Well, I am sorry to inform you that I have failed the challenge. After 22 successful workouts, I failed to comply with the very first rule that was outlined: Never miss a rep. If the set calls for 5 reps, then make sure you get all 5 of those reps with quality technique. The program is titled simple strength for a reason. It should feel somewhat "light". Credit ego or lack of discipline for causing me to try a weight that I couldn't handle for the required rep. Here is a quick run down on how I felt throughout the program so far:

  • Workouts 1-5: "Wow, they weren't lying. This is simple!"
  • Workouts 6-10: "Holy crap, I am getting strong!"
  • Workouts 11-15: "Oh man, doing the same thing everyday kind of stinks!"
  • Workouts 16-20: "Wow, this is simple but it sure is driving me crazy!"
  • Workouts 21-22: "Well here we go again..."
  • Workout 23: "FAIL. Now I have an excuse to stop doing the same thing every day!"
Rob Lawrence once said, "I need specificity to get me strong and variety to keep me sane". That quote is this program in a nutshell. So after workout 23, my immediate reaction was to move on to the next thing. I have a few other programs that I would like to try and was going to take a 1-2 week break from heavy lifting. But after sleeping on it, I realized I can't stop now. So I am going to continue the 40 Day Program. If I go crazy over the next few weeks you will all know why!
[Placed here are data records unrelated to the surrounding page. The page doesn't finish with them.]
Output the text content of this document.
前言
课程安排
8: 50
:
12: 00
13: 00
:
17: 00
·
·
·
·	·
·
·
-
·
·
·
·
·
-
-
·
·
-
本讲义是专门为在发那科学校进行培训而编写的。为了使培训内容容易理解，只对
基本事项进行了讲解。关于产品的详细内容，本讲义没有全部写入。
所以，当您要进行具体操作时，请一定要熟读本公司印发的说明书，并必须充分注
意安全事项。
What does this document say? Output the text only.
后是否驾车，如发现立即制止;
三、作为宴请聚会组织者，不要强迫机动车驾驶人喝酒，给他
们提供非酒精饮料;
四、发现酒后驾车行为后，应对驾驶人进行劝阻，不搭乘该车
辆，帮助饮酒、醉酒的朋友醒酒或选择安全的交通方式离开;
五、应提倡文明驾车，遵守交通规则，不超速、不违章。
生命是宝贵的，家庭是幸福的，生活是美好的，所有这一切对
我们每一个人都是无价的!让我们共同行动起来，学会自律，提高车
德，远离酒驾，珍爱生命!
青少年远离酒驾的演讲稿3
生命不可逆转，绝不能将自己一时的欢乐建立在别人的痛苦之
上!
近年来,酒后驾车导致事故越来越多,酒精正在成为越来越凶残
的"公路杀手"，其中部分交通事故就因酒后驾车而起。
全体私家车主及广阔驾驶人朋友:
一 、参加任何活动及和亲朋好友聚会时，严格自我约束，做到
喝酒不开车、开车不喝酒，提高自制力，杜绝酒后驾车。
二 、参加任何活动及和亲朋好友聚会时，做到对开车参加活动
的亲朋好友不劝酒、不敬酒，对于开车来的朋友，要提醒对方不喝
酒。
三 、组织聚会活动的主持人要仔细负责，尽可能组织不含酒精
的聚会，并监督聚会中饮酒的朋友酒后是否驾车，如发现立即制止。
To those who wonder how much it boosts strength, here are a few of my best numbers (weight x reps)
Front Squat
  • Workout One: 225x5 reps
  • Workout Fourteen: 295x5 reps
  • Workout Twenty-Three: 315x2 reps
Military Press
  • Workout One: 115x5 reps
  • Workout Twelve: 160x5 reps
  • Workout Twenty: 205x2 reps
Weighted Dead-Hang Pullups
  • Workout One: 15x5 reps
  • Workout Twelve: 40x5 reps
  • Workout Twenty-Three: 70x2 reps
Kettlebell Swing
  • Workout One: 40x30 reps
  • Workout Thirteen: 60x50 reps
  • Workout Seventeen: 70x50 reps
Their is great potential for improvement if you do this program. Even if you just want to regain some strength and not complete the full 40 days, 10-15 workouts should do the trick as you can see. Don't be like me, follow the rules previously outlined and only test yourself on the days you feel good. I made the mistake of "planning" my Tuesday workout a few days in advance. This sounds good until you begin your workout and realize you are not feeling your best. Listen to your body and know when to back down.

I hope you are all enjoying this beautiful morning!